Ananda's chief explains poor share performance

Ananda's chief explains poor share performance

Ananda Development (ANAN), the largest initial public offering issuer this year, is blaming the fact that its share price is trading lower than its IPO on miscommunication with retail investors.

Chanond: ‘It’s my own fault’

On its first day of trading last Friday, Ananda shares opened at 4.14 baht or 1.43% less than the IPO price of 4.20 baht and closed at 3.80 baht or 9.52% less than the IPO price in heavy trade worth 2.21 billion baht.

The large size of the share float made it the top trading volume of the day.

The company wrongly perceived its IPO would be successful after the warm response from institutional investors, which accounted for 75% of its 1.33 billion IPO shares.

"This has been quite an experience, a nightmare actually, but it's my own fault. I neglected communicating with retail investors, which resulted in the spread of rumours," chief executive Chanond Ruangkritya told the Bangkok Post.

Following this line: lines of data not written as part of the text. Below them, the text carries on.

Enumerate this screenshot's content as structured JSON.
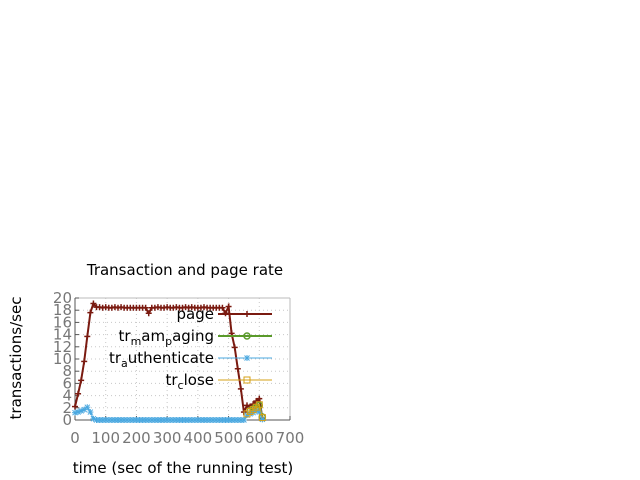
{
  "chart_data": {
    "type": "line",
    "title": "Transaction and page rate",
    "xlabel": "time (sec of the running test)",
    "ylabel": "transactions/sec",
    "xlim": [
      0,
      700
    ],
    "ylim": [
      0,
      20
    ],
    "x_ticks": [
      "0",
      "100",
      "200",
      "300",
      "400",
      "500",
      "600",
      "700"
    ],
    "y_ticks": [
      "0",
      "2",
      "4",
      "6",
      "8",
      "10",
      "12",
      "14",
      "16",
      "18",
      "20"
    ],
    "grid": true,
    "legend_position": "top-right",
    "series": [
      {
        "name": "page",
        "legend_main": "page",
        "legend_sub": "",
        "legend_tail": "",
        "color": "#7a1a10",
        "marker": "plus",
        "x": [
          0,
          10,
          20,
          30,
          40,
          50,
          60,
          70,
          80,
          90,
          100,
          110,
          120,
          130,
          140,
          150,
          160,
          170,
          180,
          190,
          200,
          210,
          220,
          230,
          240,
          250,
          260,
          270,
          280,
          290,
          300,
          310,
          320,
          330,
          340,
          350,
          360,
          370,
          380,
          390,
          400,
          410,
          420,
          430,
          440,
          450,
          460,
          470,
          480,
          490,
          500,
          510,
          520,
          530,
          540,
          550,
          560,
          570,
          580,
          590,
          600,
          610
        ],
        "y": [
          2.2,
          4.3,
          6.5,
          9.6,
          13.7,
          17.6,
          19.1,
          18.5,
          18.5,
          18.4,
          18.5,
          18.4,
          18.4,
          18.5,
          18.4,
          18.5,
          18.4,
          18.4,
          18.4,
          18.4,
          18.4,
          18.4,
          18.4,
          18.4,
          17.5,
          18.4,
          18.4,
          18.5,
          18.4,
          18.4,
          18.5,
          18.4,
          18.4,
          18.5,
          18.4,
          18.4,
          18.5,
          18.4,
          18.5,
          18.4,
          18.4,
          18.4,
          18.5,
          18.4,
          18.4,
          18.4,
          18.4,
          18.4,
          18.4,
          17.5,
          18.6,
          14.2,
          11.9,
          8.4,
          5.1,
          1.3,
          2.4,
          2.2,
          2.6,
          3.1,
          3.5,
          0.3
        ]
      },
      {
        "name": "tr_mam_paging",
        "legend_main": "tr",
        "legend_sub": "m",
        "legend_tail": "am",
        "legend_sub2": "p",
        "legend_tail2": "aging",
        "color": "#5a9a2a",
        "marker": "circle",
        "x": [
          570,
          580,
          590,
          600,
          610
        ],
        "y": [
          1.5,
          1.8,
          2.0,
          2.4,
          0.5
        ]
      },
      {
        "name": "tr_authenticate",
        "legend_main": "tr",
        "legend_sub": "a",
        "legend_tail": "uthenticate",
        "color": "#4aa8e0",
        "marker": "star",
        "x": [
          0,
          10,
          20,
          30,
          40,
          50,
          60,
          70,
          80,
          90,
          100,
          110,
          120,
          130,
          140,
          150,
          160,
          170,
          180,
          190,
          200,
          210,
          220,
          230,
          240,
          250,
          260,
          270,
          280,
          290,
          300,
          310,
          320,
          330,
          340,
          350,
          360,
          370,
          380,
          390,
          400,
          410,
          420,
          430,
          440,
          450,
          460,
          470,
          480,
          490,
          500,
          510,
          520,
          530,
          540,
          550,
          560,
          570,
          580,
          590,
          600,
          610
        ],
        "y": [
          1.2,
          1.3,
          1.5,
          1.7,
          2.1,
          1.3,
          0.2,
          0,
          0,
          0,
          0,
          0,
          0,
          0,
          0,
          0,
          0,
          0,
          0,
          0,
          0,
          0,
          0,
          0,
          0,
          0,
          0,
          0,
          0,
          0,
          0,
          0,
          0,
          0,
          0,
          0,
          0,
          0,
          0,
          0,
          0,
          0,
          0,
          0,
          0,
          0,
          0,
          0,
          0,
          0,
          0,
          0,
          0,
          0,
          0,
          0,
          0.8,
          1.0,
          1.2,
          1.5,
          1.3,
          0.1
        ]
      },
      {
        "name": "tr_close",
        "legend_main": "tr",
        "legend_sub": "c",
        "legend_tail": "lose",
        "color": "#d4a017",
        "marker": "square",
        "x": [
          560,
          570,
          580,
          590,
          600,
          610
        ],
        "y": [
          1.0,
          1.4,
          1.7,
          2.1,
          2.5,
          0.4
        ]
      }
    ]
  }
}
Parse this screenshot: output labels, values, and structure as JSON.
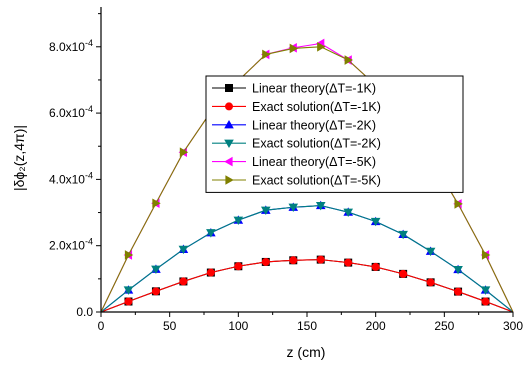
{
  "chart_data": {
    "type": "line",
    "xlabel": "z (cm)",
    "ylabel": "|δϕ₂(z,4π)|",
    "xlim": [
      0,
      300
    ],
    "ylim": [
      0,
      0.00092
    ],
    "x_ticks": [
      0,
      50,
      100,
      150,
      200,
      250,
      300
    ],
    "y_ticks": [
      0,
      0.0002,
      0.0004,
      0.0006,
      0.0008
    ],
    "x_tick_labels": [
      "0",
      "50",
      "100",
      "150",
      "200",
      "250",
      "300"
    ],
    "y_tick_labels": [
      {
        "mantissa": "0.0",
        "exp": ""
      },
      {
        "mantissa": "2.0x10",
        "exp": "-4"
      },
      {
        "mantissa": "4.0x10",
        "exp": "-4"
      },
      {
        "mantissa": "6.0x10",
        "exp": "-4"
      },
      {
        "mantissa": "8.0x10",
        "exp": "-4"
      }
    ],
    "grid": false,
    "legend_position": "center-right",
    "x": [
      0,
      20,
      40,
      60,
      80,
      100,
      120,
      140,
      160,
      180,
      200,
      220,
      240,
      260,
      280,
      300
    ],
    "series": [
      {
        "name": "Linear theory(ΔT=-1K)",
        "color": "#000000",
        "marker": "square",
        "values": [
          0,
          3.16e-05,
          6.24e-05,
          9.22e-05,
          0.000119,
          0.000138,
          0.000151,
          0.000156,
          0.000158,
          0.000149,
          0.000136,
          0.000115,
          8.95e-05,
          6.15e-05,
          3.16e-05,
          0
        ]
      },
      {
        "name": "Exact solution(ΔT=-1K)",
        "color": "#ff0000",
        "marker": "circle",
        "values": [
          0,
          3.16e-05,
          6.24e-05,
          9.22e-05,
          0.000119,
          0.000138,
          0.000151,
          0.000156,
          0.000158,
          0.000149,
          0.000136,
          0.000115,
          8.95e-05,
          6.15e-05,
          3.16e-05,
          0
        ]
      },
      {
        "name": "Linear theory(ΔT=-2K)",
        "color": "#0000ff",
        "marker": "triangle-up",
        "values": [
          0,
          6.63e-05,
          0.000129,
          0.000189,
          0.000239,
          0.000277,
          0.000307,
          0.000316,
          0.000321,
          0.000301,
          0.000273,
          0.000234,
          0.000183,
          0.000128,
          6.63e-05,
          0
        ]
      },
      {
        "name": "Exact solution(ΔT=-2K)",
        "color": "#008080",
        "marker": "triangle-down",
        "values": [
          0,
          6.63e-05,
          0.000129,
          0.000189,
          0.000239,
          0.000277,
          0.000307,
          0.000316,
          0.000321,
          0.000301,
          0.000273,
          0.000234,
          0.000183,
          0.000128,
          6.63e-05,
          0
        ]
      },
      {
        "name": "Linear theory(ΔT=-5K)",
        "color": "#ff00ff",
        "marker": "triangle-left",
        "values": [
          0,
          0.000172,
          0.000328,
          0.000482,
          0.000604,
          0.000698,
          0.000777,
          0.000797,
          0.00081,
          0.00076,
          0.000684,
          0.00059,
          0.000466,
          0.000326,
          0.000172,
          0
        ]
      },
      {
        "name": "Exact solution(ΔT=-5K)",
        "color": "#808000",
        "marker": "triangle-right",
        "values": [
          0,
          0.000172,
          0.000328,
          0.000482,
          0.000604,
          0.000698,
          0.000777,
          0.000795,
          0.0008,
          0.00076,
          0.000684,
          0.00059,
          0.000466,
          0.000326,
          0.000172,
          0
        ]
      }
    ]
  }
}
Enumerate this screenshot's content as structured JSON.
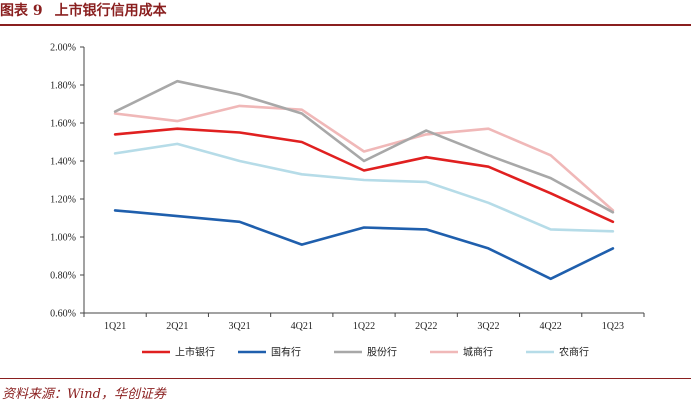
{
  "figure": {
    "label": "图表 9",
    "title": "上市银行信用成本",
    "source": "资料来源：Wind，华创证券"
  },
  "chart_data": {
    "type": "line",
    "categories": [
      "1Q21",
      "2Q21",
      "3Q21",
      "4Q21",
      "1Q22",
      "2Q22",
      "3Q22",
      "4Q22",
      "1Q23"
    ],
    "y_ticks": [
      "0.60%",
      "0.80%",
      "1.00%",
      "1.20%",
      "1.40%",
      "1.60%",
      "1.80%",
      "2.00%"
    ],
    "ylim": [
      0.6,
      2.0
    ],
    "y_unit": "%",
    "grid": false,
    "legend_position": "bottom",
    "series": [
      {
        "name": "上市银行",
        "color": "#e02020",
        "values": [
          1.54,
          1.57,
          1.55,
          1.5,
          1.35,
          1.42,
          1.37,
          1.23,
          1.08
        ]
      },
      {
        "name": "国有行",
        "color": "#1f5fad",
        "values": [
          1.14,
          1.11,
          1.08,
          0.96,
          1.05,
          1.04,
          0.94,
          0.78,
          0.94
        ]
      },
      {
        "name": "股份行",
        "color": "#a8a8a8",
        "values": [
          1.66,
          1.82,
          1.75,
          1.65,
          1.4,
          1.56,
          1.43,
          1.31,
          1.13
        ]
      },
      {
        "name": "城商行",
        "color": "#f0b8b8",
        "values": [
          1.65,
          1.61,
          1.69,
          1.67,
          1.45,
          1.54,
          1.57,
          1.43,
          1.14
        ]
      },
      {
        "name": "农商行",
        "color": "#b6dce8",
        "values": [
          1.44,
          1.49,
          1.4,
          1.33,
          1.3,
          1.29,
          1.18,
          1.04,
          1.03
        ]
      }
    ]
  }
}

He said book building had enjoyed strong demand, with foreign investors oversubscribing by three times, local institutions by two times and retail investors by six times.

This caused him to think mistakenly that everything would go as planned, he said.

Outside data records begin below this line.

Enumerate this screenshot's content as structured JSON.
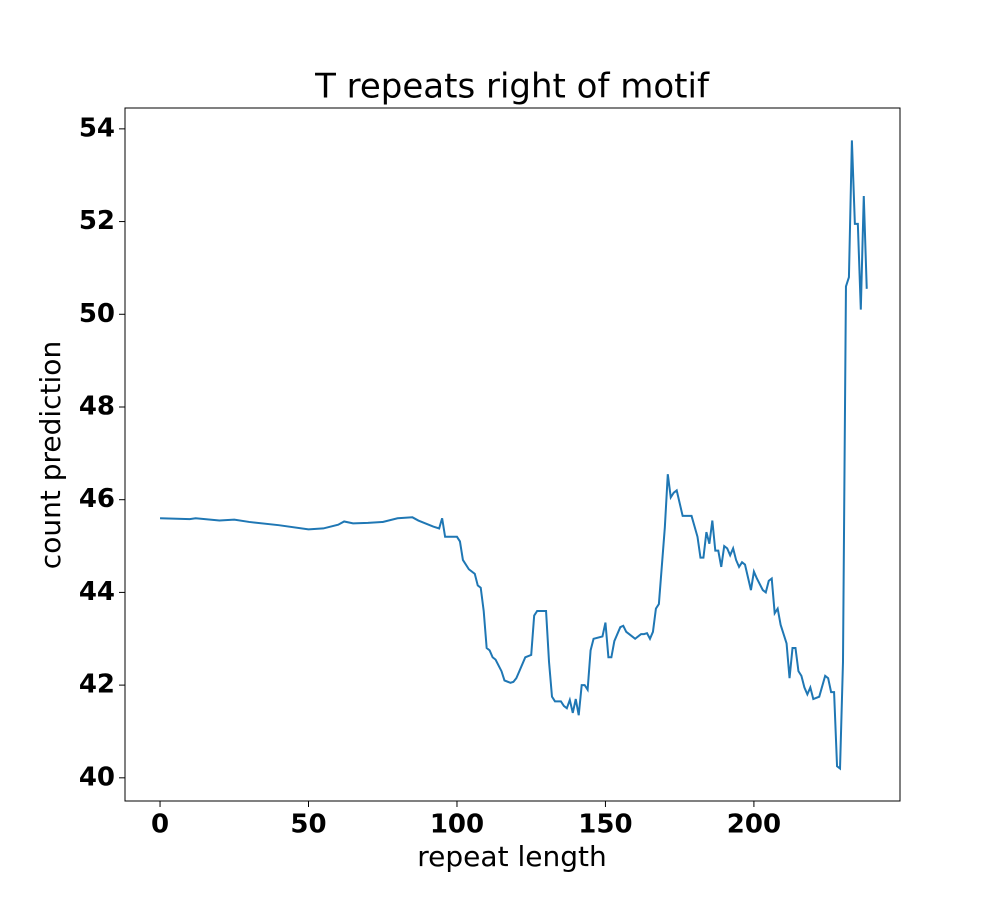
{
  "chart_data": {
    "type": "line",
    "title": "T repeats right of motif",
    "x_label": "repeat length",
    "y_label": "count prediction",
    "xlim": [
      -11.8,
      249.2
    ],
    "ylim": [
      39.5,
      54.45
    ],
    "xticks": [
      0,
      50,
      100,
      150,
      200
    ],
    "yticks": [
      40,
      42,
      44,
      46,
      48,
      50,
      52,
      54
    ],
    "series": [
      {
        "color": "#1f77b4",
        "x": [
          0,
          10,
          12,
          20,
          25,
          30,
          40,
          50,
          55,
          60,
          62,
          65,
          70,
          75,
          80,
          85,
          87,
          92,
          94,
          95,
          96,
          100,
          101,
          102,
          104,
          106,
          107,
          108,
          109,
          110,
          111,
          112,
          113,
          115,
          116,
          118,
          119,
          120,
          121,
          123,
          125,
          126,
          127,
          130,
          131,
          132,
          133,
          135,
          136,
          137,
          138,
          139,
          140,
          141,
          142,
          143,
          144,
          145,
          146,
          149,
          150,
          151,
          152,
          153,
          155,
          156,
          157,
          159,
          160,
          162,
          163,
          164,
          165,
          166,
          167,
          168,
          170,
          171,
          172,
          173,
          174,
          176,
          179,
          181,
          182,
          183,
          184,
          185,
          186,
          187,
          188,
          189,
          190,
          191,
          192,
          193,
          194,
          195,
          196,
          197,
          199,
          200,
          201,
          203,
          204,
          205,
          206,
          207,
          208,
          209,
          211,
          212,
          213,
          214,
          215,
          216,
          217,
          218,
          219,
          220,
          222,
          224,
          225,
          226,
          227,
          228,
          229,
          230,
          231,
          232,
          233,
          234,
          235,
          236,
          237,
          238
        ],
        "values": [
          45.6,
          45.58,
          45.6,
          45.55,
          45.57,
          45.52,
          45.45,
          45.36,
          45.38,
          45.46,
          45.53,
          45.49,
          45.5,
          45.52,
          45.6,
          45.62,
          45.55,
          45.42,
          45.38,
          45.6,
          45.2,
          45.2,
          45.1,
          44.7,
          44.5,
          44.4,
          44.15,
          44.1,
          43.6,
          42.8,
          42.75,
          42.6,
          42.55,
          42.3,
          42.1,
          42.05,
          42.07,
          42.15,
          42.3,
          42.6,
          42.65,
          43.5,
          43.6,
          43.6,
          42.5,
          41.75,
          41.65,
          41.65,
          41.55,
          41.5,
          41.68,
          41.4,
          41.7,
          41.35,
          42.0,
          42.0,
          41.9,
          42.75,
          43.0,
          43.05,
          43.35,
          42.6,
          42.6,
          42.95,
          43.25,
          43.28,
          43.15,
          43.05,
          43.0,
          43.1,
          43.1,
          43.12,
          43.0,
          43.15,
          43.65,
          43.75,
          45.4,
          46.55,
          46.05,
          46.15,
          46.2,
          45.65,
          45.65,
          45.2,
          44.75,
          44.75,
          45.3,
          45.05,
          45.55,
          44.9,
          44.9,
          44.55,
          45.0,
          44.95,
          44.8,
          44.95,
          44.7,
          44.55,
          44.65,
          44.6,
          44.05,
          44.45,
          44.3,
          44.05,
          44.0,
          44.25,
          44.3,
          43.55,
          43.65,
          43.3,
          42.9,
          42.15,
          42.8,
          42.8,
          42.3,
          42.2,
          41.95,
          41.8,
          41.95,
          41.7,
          41.75,
          42.2,
          42.15,
          41.85,
          41.85,
          40.25,
          40.2,
          42.5,
          50.6,
          50.8,
          53.75,
          51.95,
          51.95,
          50.1,
          52.55,
          50.55
        ]
      }
    ]
  }
}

But Mr Chanond said a close inspection after Ananda's share price turned into the only failure among IPOs this year showed him he had mistakenly believed retail investors understood what a leveraged buyout (LBO) meant to the company's share price.

"If they understood LBOs, then they would also get the point about why the company has a retained loss and allow us keep dividends for use as internal funding for future growth," he said, adding that the hard lesson learned is that local retail investors are not familiar with LBOs.

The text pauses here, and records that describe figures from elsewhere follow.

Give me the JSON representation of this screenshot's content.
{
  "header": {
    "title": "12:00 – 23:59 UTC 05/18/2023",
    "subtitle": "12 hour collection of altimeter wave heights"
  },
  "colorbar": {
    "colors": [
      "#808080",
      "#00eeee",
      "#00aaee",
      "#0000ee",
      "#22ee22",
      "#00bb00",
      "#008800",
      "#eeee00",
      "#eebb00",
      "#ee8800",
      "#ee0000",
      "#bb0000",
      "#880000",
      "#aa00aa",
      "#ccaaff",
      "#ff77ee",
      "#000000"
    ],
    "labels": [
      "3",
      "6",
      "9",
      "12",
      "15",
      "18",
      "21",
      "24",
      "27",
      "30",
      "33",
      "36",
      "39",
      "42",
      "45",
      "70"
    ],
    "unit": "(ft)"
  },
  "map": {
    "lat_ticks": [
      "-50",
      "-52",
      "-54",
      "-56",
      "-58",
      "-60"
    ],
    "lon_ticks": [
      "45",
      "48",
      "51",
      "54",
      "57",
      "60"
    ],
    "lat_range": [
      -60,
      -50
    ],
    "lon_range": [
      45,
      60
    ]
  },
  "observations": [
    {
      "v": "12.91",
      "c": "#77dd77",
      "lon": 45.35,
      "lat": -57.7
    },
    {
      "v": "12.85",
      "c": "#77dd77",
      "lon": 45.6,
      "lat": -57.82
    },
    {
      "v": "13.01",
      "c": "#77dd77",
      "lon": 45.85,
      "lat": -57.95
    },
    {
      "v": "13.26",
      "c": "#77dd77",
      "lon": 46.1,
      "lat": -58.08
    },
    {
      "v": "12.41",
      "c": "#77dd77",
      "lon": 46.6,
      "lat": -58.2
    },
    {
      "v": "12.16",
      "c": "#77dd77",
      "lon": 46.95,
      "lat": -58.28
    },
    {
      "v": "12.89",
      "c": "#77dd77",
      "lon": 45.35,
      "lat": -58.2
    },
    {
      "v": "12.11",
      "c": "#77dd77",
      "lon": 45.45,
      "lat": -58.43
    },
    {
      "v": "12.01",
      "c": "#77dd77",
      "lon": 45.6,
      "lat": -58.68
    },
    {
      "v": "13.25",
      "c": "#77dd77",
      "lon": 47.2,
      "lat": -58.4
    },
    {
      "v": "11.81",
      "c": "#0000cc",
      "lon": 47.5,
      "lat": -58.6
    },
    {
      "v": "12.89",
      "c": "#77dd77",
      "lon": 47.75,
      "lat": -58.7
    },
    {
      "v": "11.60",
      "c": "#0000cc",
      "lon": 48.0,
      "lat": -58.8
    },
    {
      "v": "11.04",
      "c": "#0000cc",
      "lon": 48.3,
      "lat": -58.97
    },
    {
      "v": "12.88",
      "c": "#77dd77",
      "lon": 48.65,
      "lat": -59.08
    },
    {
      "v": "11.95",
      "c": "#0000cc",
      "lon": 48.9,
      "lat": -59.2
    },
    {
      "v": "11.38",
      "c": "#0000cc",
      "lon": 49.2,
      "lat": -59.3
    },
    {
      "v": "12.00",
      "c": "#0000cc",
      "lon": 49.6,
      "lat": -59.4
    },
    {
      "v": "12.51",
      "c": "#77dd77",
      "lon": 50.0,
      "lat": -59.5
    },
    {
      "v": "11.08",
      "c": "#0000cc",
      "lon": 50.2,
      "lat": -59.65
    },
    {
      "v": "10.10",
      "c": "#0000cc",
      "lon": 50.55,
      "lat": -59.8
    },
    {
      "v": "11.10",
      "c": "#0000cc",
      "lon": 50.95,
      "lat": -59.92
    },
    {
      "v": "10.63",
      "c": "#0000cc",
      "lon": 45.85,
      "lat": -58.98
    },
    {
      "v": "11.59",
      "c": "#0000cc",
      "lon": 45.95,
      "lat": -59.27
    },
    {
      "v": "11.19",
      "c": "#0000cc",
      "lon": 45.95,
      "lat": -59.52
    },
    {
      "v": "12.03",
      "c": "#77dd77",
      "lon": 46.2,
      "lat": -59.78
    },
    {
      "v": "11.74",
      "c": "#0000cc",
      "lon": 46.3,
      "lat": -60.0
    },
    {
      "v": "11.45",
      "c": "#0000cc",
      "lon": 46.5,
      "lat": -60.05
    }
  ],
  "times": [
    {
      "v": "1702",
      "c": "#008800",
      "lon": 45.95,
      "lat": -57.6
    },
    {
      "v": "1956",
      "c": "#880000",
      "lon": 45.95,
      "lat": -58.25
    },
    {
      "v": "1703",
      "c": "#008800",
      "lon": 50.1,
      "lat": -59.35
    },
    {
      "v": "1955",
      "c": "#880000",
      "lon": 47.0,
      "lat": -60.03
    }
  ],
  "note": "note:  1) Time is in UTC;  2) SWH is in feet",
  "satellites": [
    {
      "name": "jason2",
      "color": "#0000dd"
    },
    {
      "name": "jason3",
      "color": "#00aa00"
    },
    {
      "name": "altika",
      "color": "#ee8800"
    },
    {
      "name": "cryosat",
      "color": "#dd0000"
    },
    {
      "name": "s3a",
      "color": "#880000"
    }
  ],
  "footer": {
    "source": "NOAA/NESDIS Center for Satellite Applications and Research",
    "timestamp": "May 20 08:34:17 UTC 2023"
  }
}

This caused them to question the company's performance, resulting in rumours flying online.

Mr Chanond said Ananda plans to use 3 billion baht or 55.9% of the total net funding of 5.37 billion to repay its loan to Krung Thai Bank.

The company had borrowed that amount buy its partner's 50% stake in its Ananda Development Two subsidiary.

The subsidiary has projects under development from which it expects to realise revenue of 2.3 billion baht in next year's first quarter.

Another 1.7 billion baht worth of units will be ready for sale in the first half.

"We should educate retail investors that once we repay the debt, we can sell the collateral units, which will return more revenue," said Mr Chanond.

He said the remaining IPO proceeds of 2.37 billion baht or 44.1% will go towards developing six new projects and the company's land bank.

Revenue from new projects launched next year will be realised in 2014-2015.

The company will realise revenue of 12.2 billion baht next year, which will allow it to achieve its target of 25% growth in net profit.

Shares of ANAN closed yesterday on the Stock Exchange of Thailand at 3.72 baht, unchanged, in trade worth 131 million baht.